This is the mail archive of the
libc-alpha@sourceware.org
mailing list for the glibc project.
[PATCH 0/2] aarch64,falkor: memcpy/memmove performance improvements
- From: Siddhesh Poyarekar <siddhesh at sourceware dot org>
- To: libc-alpha at sourceware dot org
- Date: Thu, 3 May 2018 23:22:07 +0530
- Subject: [PATCH 0/2] aarch64,falkor: memcpy/memmove performance improvements
Hi,
Here are a couple of patches to improve performance of the falkor memcpy
and memmove implementations based on testing on the latest hardware.

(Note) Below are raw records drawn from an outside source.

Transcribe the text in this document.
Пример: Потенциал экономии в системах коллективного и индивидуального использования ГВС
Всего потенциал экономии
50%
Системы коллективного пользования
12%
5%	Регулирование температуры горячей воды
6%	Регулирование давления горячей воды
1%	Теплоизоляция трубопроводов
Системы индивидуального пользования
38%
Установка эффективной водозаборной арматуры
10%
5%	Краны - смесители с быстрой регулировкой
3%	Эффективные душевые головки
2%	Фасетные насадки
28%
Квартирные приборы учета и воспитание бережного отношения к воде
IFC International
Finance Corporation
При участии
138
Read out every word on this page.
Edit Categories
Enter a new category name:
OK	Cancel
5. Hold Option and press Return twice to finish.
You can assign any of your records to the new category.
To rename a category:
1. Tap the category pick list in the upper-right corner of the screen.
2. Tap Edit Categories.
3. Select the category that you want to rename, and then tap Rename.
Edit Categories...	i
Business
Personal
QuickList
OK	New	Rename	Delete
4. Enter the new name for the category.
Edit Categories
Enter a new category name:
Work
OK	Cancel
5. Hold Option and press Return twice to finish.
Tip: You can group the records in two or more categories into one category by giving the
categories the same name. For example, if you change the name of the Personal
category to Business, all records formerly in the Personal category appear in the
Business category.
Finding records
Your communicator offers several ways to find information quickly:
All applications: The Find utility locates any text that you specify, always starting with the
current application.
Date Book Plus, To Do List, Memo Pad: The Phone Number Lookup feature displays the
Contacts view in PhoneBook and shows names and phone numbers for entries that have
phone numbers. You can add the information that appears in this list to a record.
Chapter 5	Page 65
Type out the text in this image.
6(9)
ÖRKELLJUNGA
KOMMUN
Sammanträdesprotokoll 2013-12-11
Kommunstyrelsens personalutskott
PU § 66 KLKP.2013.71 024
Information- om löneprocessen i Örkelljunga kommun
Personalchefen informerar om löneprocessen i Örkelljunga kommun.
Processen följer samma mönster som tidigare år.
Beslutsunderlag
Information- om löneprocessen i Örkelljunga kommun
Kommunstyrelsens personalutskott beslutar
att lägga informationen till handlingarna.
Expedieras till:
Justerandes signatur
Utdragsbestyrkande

The theme of the optimization is to avoid trying to train the hardware
prefetcher for smaller sizes and in the loop tail since that just
mis-trains the prefetcher. Instead, use multiple registers to aid
reordering wherever possible. Testing showed that regressions in these
sizes compared to generic memcpy are resolved with this patch.
Siddhesh
Siddhesh Poyarekar (2):
aarch64,falkor: Ignore prefetcher hints for memmove tail
Ignore prefetcher tagging for smaller copies
sysdeps/aarch64/multiarch/memcpy_falkor.S | 68 ++++++++++++++++++------------
sysdeps/aarch64/multiarch/memmove_falkor.S | 48 ++++++++++++---------
2 files changed, 70 insertions(+), 46 deletions(-)
--
2.14.3